Atom probe tomographic study of a friction-stir-processed Al–Mg–Sc alloy

Abstract

The microstructure of a twin-roll-cast Al–4.5Mg–0.28Sc at.% alloy after friction-stir processing, performed at two tool rotational rates, was investigated by atom probe tomography. Outside the stir zone, the peak-aged alloy contains a high number density (∼8.0×1023m−3) of ∼1.5nm radius Al3Sc (L12) precipitates with a minor Mg content, providing an increase of ∼600MPa in the Vickers microhardness.
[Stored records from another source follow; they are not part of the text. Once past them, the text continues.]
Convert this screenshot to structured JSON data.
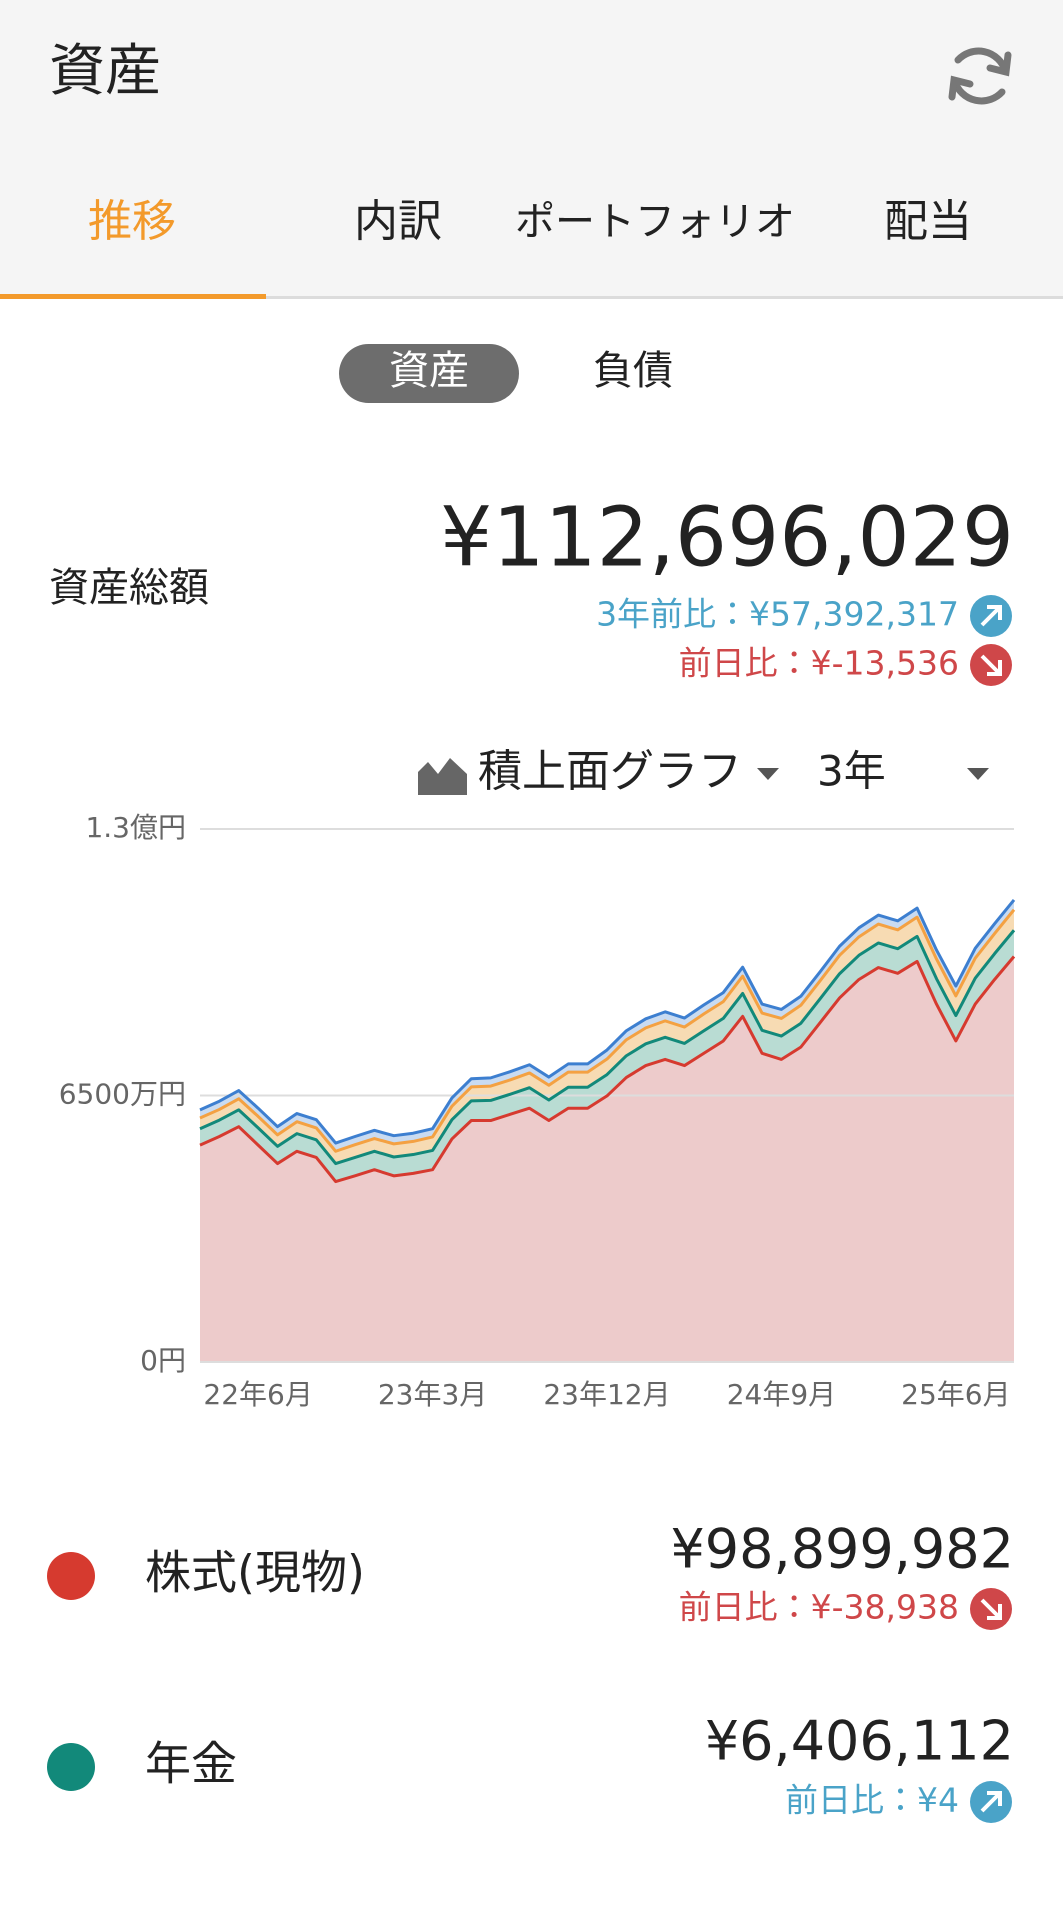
{
  "header": {
    "title": "資産"
  },
  "tabs": [
    "推移",
    "内訳",
    "ポートフォリオ",
    "配当"
  ],
  "toggle": [
    "資産",
    "負債"
  ],
  "total": {
    "label": "資産総額",
    "value": "¥112,696,029",
    "change_3y": "3年前比：¥57,392,317",
    "change_day": "前日比：¥-13,536"
  },
  "controls": {
    "chart_kind": "積上面グラフ",
    "period": "3年"
  },
  "chart_data": {
    "type": "stacked_area",
    "categories": [
      null,
      null,
      null,
      "22年6月",
      null,
      null,
      null,
      null,
      null,
      null,
      null,
      null,
      "23年3月",
      null,
      null,
      null,
      null,
      null,
      null,
      null,
      null,
      "23年12月",
      null,
      null,
      null,
      null,
      null,
      null,
      null,
      null,
      "24年9月",
      null,
      null,
      null,
      null,
      null,
      null,
      null,
      null,
      "25年6月",
      null,
      null,
      null
    ],
    "ylim": [
      0,
      130000000
    ],
    "yticks": [
      {
        "value": 0,
        "label": "0円"
      },
      {
        "value": 65000000,
        "label": "6500万円"
      },
      {
        "value": 130000000,
        "label": "1.3億円"
      }
    ],
    "grid": true,
    "series": [
      {
        "name": "株式(現物)",
        "color": "#d63a2f",
        "fill": "#edcbcb",
        "values": [
          52900000,
          55000000,
          57400000,
          52900000,
          48400000,
          51400000,
          49900000,
          44000000,
          45400000,
          46900000,
          45400000,
          46000000,
          46900000,
          54400000,
          58900000,
          58900000,
          60400000,
          61900000,
          58900000,
          61900000,
          61900000,
          64900000,
          69400000,
          72300000,
          73800000,
          72300000,
          75300000,
          78300000,
          84300000,
          75300000,
          73800000,
          76800000,
          82800000,
          88800000,
          93300000,
          96200000,
          94800000,
          97700000,
          87300000,
          78300000,
          87300000,
          93300000,
          98899982
        ]
      },
      {
        "name": "年金",
        "color": "#12897a",
        "fill": "#b9dcd3",
        "values": [
          4000000,
          4000000,
          4100000,
          4200000,
          4200000,
          4300000,
          4300000,
          4400000,
          4500000,
          4500000,
          4600000,
          4600000,
          4700000,
          4700000,
          4800000,
          4900000,
          4900000,
          5000000,
          5000000,
          5100000,
          5100000,
          5200000,
          5300000,
          5300000,
          5400000,
          5400000,
          5500000,
          5500000,
          5600000,
          5600000,
          5700000,
          5800000,
          5800000,
          5900000,
          5900000,
          6000000,
          6000000,
          6100000,
          6200000,
          6200000,
          6300000,
          6300000,
          6406112
        ]
      },
      {
        "color": "#f4a142",
        "fill": "#f7dbb3",
        "values": [
          2600000,
          2600000,
          2700000,
          2800000,
          2800000,
          2900000,
          2900000,
          3000000,
          3100000,
          3100000,
          3200000,
          3200000,
          3300000,
          3300000,
          3400000,
          3500000,
          3500000,
          3600000,
          3600000,
          3700000,
          3700000,
          3800000,
          3900000,
          3900000,
          4000000,
          4000000,
          4100000,
          4100000,
          4200000,
          4200000,
          4300000,
          4400000,
          4400000,
          4500000,
          4500000,
          4600000,
          4600000,
          4700000,
          4800000,
          4800000,
          4900000,
          4900000,
          5000000
        ]
      },
      {
        "color": "#3d7fd0",
        "fill": "#c9dbf1",
        "values": [
          2000000,
          2000000,
          2000000,
          2000000,
          2000000,
          2000000,
          2000000,
          2000000,
          2000000,
          2000000,
          2000000,
          2000000,
          2000000,
          2000000,
          2000000,
          2000000,
          2000000,
          2000000,
          2000000,
          2000000,
          2000000,
          2200000,
          2200000,
          2200000,
          2200000,
          2200000,
          2200000,
          2200000,
          2200000,
          2200000,
          2200000,
          2200000,
          2200000,
          2200000,
          2200000,
          2200000,
          2200000,
          2200000,
          2200000,
          2400000,
          2400000,
          2400000,
          2400000
        ]
      }
    ]
  },
  "legend": [
    {
      "value": "¥98,899,982",
      "change": "前日比：¥-38,938"
    },
    {
      "value": "¥6,406,112",
      "change": "前日比：¥4"
    }
  ]
}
In the stir zone of the sample processed at 400rpm rotational rate, the microhardness increase is mainly due to grain refinement, rather than precipitate strengthening, because the Al3Sc precipitates, with spherical lobed cuboids and platelet-like morphology, grow and coarsen to a 10–20nm radius. The Sc supersaturation across the stir-processed zone has a concentration gradient, which is higher on the retreating side and lower on the advancing side of the friction-stir tool. Hence, after aging at 290°C for 22h, the microhardness increase within the stir zone also displays a gradient due to precipitate strengthening with varying precipitate volume fractions. In the stir zone for the sample processed at 325rpm rotational rate, the microhardness increase is also predominantly due to grain refinement, as coarse Al3Sc precipitates form heterogeneously at grain boundaries with a platelet-like morphology. The hardness remains unchanged after a 290°C aging treatment. This is because the Al3Sc precipitates are highly heterogeneously distributed due to a combination of a small Sc supersaturation (0.05at.%) in the matrix, the existence of dislocations, and a large area per unit volume of grain boundaries (∼4–6×106m−1).